To most of you in the english speaking regions, the name Pupi Avati most likely doesn’t ring a bell., but movie buffs may remember him as the director of The House With The Laughing Windows, and this movie (title translates to “Mr. Devil”, roughly, and came out a couple of days ago in Italy) marks its return to the horror genre since 1996’s The Mysterious Enchanter.
Set in the northern Italy of 1952, the movie follows a ministry inspector, Furiò (yes, with an “i”) Momentè, tasked to clean the reputation of the church regarding the murder of a teen, believed to be possessed by the locals, killed by a fourtheen year old boy named Carl. As he travels to Venice to investigate, he reads the reports of previous interrogatories with the boy, learning of how Carl and his friend Paul lived happily, until the arrival of Emilio, the deformed single heir of a powerful woman, and popular opinion is that he tore to pieces his own little sister.

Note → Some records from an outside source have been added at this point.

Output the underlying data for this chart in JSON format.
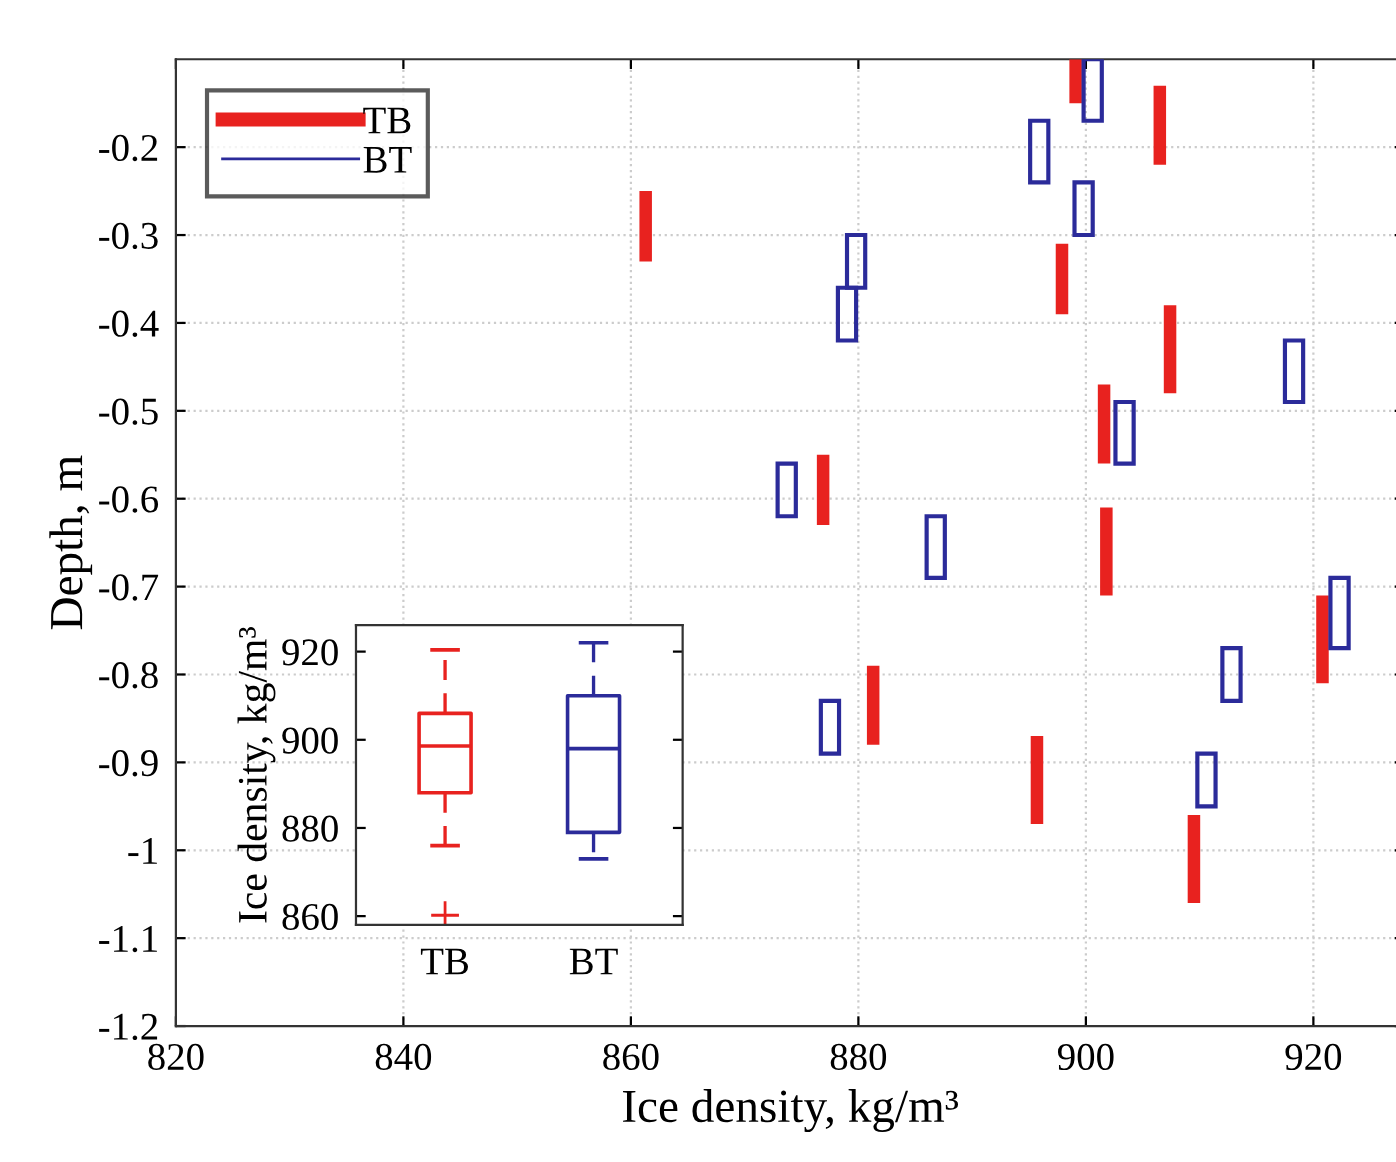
{
  "chart_data": [
    {
      "type": "bar",
      "xlabel": "Ice density, kg/m³",
      "ylabel": "Depth, m",
      "xlim": [
        820,
        928
      ],
      "xticks": [
        820,
        840,
        860,
        880,
        900,
        920
      ],
      "ylim": [
        -1.2,
        -0.1
      ],
      "yticks": [
        -1.2,
        -1.1,
        -1,
        -0.9,
        -0.8,
        -0.7,
        -0.6,
        -0.5,
        -0.4,
        -0.3,
        -0.2
      ],
      "grid": true,
      "legend": "top left",
      "series": [
        {
          "name": "TB",
          "color": "#e8221f",
          "x": [
            861.3,
            876.9,
            881.3,
            895.7,
            897.9,
            899.1,
            901.6,
            901.8,
            906.5,
            907.4,
            909.5,
            920.8
          ],
          "base": [
            -0.33,
            -0.63,
            -0.88,
            -0.97,
            -0.39,
            -0.15,
            -0.56,
            -0.71,
            -0.22,
            -0.48,
            -1.06,
            -0.81
          ],
          "values": [
            0.08,
            0.08,
            0.09,
            0.1,
            0.08,
            0.05,
            0.09,
            0.1,
            0.09,
            0.1,
            0.1,
            0.1
          ]
        },
        {
          "name": "BT",
          "color": "#2b2b9a",
          "x": [
            873.7,
            877.5,
            879.0,
            879.8,
            886.8,
            895.9,
            899.8,
            900.6,
            903.4,
            910.6,
            912.8,
            918.3,
            922.3
          ],
          "base": [
            -0.62,
            -0.89,
            -0.42,
            -0.36,
            -0.69,
            -0.24,
            -0.3,
            -0.17,
            -0.56,
            -0.95,
            -0.83,
            -0.49,
            -0.77
          ],
          "values": [
            0.06,
            0.06,
            0.06,
            0.06,
            0.07,
            0.07,
            0.06,
            0.07,
            0.07,
            0.06,
            0.06,
            0.07,
            0.08
          ]
        }
      ]
    },
    {
      "type": "box",
      "ylabel": "Ice density, kg/m³",
      "categories": [
        "TB",
        "BT"
      ],
      "colors": [
        "#e8221f",
        "#2b2b9a"
      ],
      "ylim": [
        858,
        926
      ],
      "yticks": [
        860,
        880,
        900,
        920
      ],
      "boxes": [
        {
          "low": 876,
          "q1": 888,
          "median": 898.6,
          "q3": 906,
          "high": 920.4,
          "outliers": [
            860.2
          ]
        },
        {
          "low": 873,
          "q1": 879,
          "median": 898,
          "q3": 910,
          "high": 922
        }
      ]
    }
  ]
}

Paul shows off and publicly humiliates Emilio, whom, angered, snarls at him with monstruous teeth, and weird things start happening in the archaic small town, still largely beholden to supersistion and a tangible, fearful belief in the Devil.
It’s an old school horror movie, in many ways (there some practical gore done by Sergio Stivaletti, better known for his work with Dario Argento), with a good atmosphere, and it’s intriguing to see the inspector wading through the files and trying to discern the truth, wrapped as it is in a shroud of confusion and beliefs borne from pious peasant minds prone to burn the witch, all serving a conflict of religious and political interests, with an ambiguous but satisfying outcome.
Quite good, despite the “slo-mo” effects being a little too “old school”.